Moreover, in the decade that followed, Europe failed to adopt a Constitution that would give it a soul and a compass of values. Behind Maastricht stands the figure of Jacques Santer, an unknown prime minister of Luxembourg who, instead of giving Europe a guide on how to become a major power, placed it in rigid bureaucratic frames — more like an accountant’s manual than a political vision.
The treaty is even more unsuitable for the era in which it was drafted. These were the years when Francis Fukuyama’s The End of History fed the illusion that liberal democracy had triumphed forever. Under such illusions, European leaders focused on economic-legal rules while neglecting what is most lacking today:
a common defence and a fast, decisive foreign policy.
The result is not simply a “fragile Europe,” as De Bortoli describes it, but a lifeless body, incapable of deciding or acting.
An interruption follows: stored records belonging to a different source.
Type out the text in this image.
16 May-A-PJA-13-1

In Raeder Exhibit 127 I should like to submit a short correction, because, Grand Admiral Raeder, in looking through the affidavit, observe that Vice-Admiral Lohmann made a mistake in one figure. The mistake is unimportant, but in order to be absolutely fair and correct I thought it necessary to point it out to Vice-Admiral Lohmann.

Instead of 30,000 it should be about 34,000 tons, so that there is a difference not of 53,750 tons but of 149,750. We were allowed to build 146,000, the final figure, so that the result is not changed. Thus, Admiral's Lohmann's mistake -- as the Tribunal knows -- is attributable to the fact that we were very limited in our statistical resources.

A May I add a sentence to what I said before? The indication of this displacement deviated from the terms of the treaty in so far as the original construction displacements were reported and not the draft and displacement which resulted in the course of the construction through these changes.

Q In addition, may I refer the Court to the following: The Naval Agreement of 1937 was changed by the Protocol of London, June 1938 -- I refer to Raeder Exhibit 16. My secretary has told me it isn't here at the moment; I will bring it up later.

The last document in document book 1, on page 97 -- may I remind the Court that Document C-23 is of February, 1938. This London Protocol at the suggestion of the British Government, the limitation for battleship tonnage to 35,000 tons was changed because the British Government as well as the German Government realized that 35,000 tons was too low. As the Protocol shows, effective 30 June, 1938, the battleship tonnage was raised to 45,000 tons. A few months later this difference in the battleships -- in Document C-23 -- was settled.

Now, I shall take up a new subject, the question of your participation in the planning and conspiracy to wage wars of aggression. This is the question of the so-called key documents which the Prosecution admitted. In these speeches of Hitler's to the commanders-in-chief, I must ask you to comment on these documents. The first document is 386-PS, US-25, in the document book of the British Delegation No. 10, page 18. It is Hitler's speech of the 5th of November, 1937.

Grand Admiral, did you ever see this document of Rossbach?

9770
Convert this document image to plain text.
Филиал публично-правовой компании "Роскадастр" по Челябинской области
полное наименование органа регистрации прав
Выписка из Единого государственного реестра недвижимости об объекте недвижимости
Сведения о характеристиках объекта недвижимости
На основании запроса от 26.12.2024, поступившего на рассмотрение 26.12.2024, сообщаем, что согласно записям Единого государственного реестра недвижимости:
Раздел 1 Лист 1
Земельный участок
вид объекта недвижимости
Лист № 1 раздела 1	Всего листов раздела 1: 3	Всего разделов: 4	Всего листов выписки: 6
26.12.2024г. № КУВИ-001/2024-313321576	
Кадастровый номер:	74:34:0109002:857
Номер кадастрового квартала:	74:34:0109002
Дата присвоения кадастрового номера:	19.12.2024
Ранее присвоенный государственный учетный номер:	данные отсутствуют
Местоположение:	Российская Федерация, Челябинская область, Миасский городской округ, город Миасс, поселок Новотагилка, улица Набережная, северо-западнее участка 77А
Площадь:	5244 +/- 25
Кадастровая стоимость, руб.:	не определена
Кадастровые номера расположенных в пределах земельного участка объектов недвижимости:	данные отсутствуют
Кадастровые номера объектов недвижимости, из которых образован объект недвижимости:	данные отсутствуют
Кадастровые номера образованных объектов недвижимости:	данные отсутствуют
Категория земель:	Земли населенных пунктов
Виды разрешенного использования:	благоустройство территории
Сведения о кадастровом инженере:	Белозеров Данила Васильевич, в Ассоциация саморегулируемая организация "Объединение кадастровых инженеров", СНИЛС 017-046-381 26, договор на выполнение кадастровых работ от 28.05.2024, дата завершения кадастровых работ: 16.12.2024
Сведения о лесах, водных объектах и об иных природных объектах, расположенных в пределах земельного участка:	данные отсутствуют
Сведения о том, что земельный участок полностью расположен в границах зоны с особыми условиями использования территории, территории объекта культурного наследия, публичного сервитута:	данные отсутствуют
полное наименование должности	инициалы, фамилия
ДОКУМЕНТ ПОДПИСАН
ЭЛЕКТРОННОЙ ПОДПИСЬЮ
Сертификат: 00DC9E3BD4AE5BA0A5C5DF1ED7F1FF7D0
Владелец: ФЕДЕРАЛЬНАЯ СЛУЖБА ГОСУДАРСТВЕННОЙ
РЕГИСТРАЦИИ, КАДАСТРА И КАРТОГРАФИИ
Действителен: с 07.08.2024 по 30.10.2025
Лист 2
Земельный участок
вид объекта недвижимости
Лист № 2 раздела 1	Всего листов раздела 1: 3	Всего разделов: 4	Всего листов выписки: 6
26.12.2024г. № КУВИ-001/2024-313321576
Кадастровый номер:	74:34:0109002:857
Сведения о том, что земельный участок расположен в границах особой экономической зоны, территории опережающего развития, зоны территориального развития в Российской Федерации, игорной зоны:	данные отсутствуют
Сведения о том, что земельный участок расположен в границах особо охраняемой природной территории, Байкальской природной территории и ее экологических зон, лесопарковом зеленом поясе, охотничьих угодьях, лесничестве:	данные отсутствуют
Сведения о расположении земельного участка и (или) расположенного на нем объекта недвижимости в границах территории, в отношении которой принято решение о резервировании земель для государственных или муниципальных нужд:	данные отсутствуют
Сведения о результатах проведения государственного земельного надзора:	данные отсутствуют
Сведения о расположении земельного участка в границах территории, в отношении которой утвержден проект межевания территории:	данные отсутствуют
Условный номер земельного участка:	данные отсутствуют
The absence of a Constitution — a compass of values — leaves the continent without direction and its leaders “confused.”
This syndrome has become evident in every major crisis of the past 15 years:
- the sovereign debt crisis (2009)
- the migration emergency (2015)
- the pandemic
- and now the energy crisis triggered by the war in Ukraine
In every case, the EU has played a minimal, if not irrelevant, role.
Europe cannot overcome this existential crisis with superficial fixes. It needs a profound restructuring of its treaties and institutions. And this is not only the warning of Donald Trump—who irritates many when he says it—but also of Mario Draghi, who, unlike Trump, is met with applause for saying the exact same thing.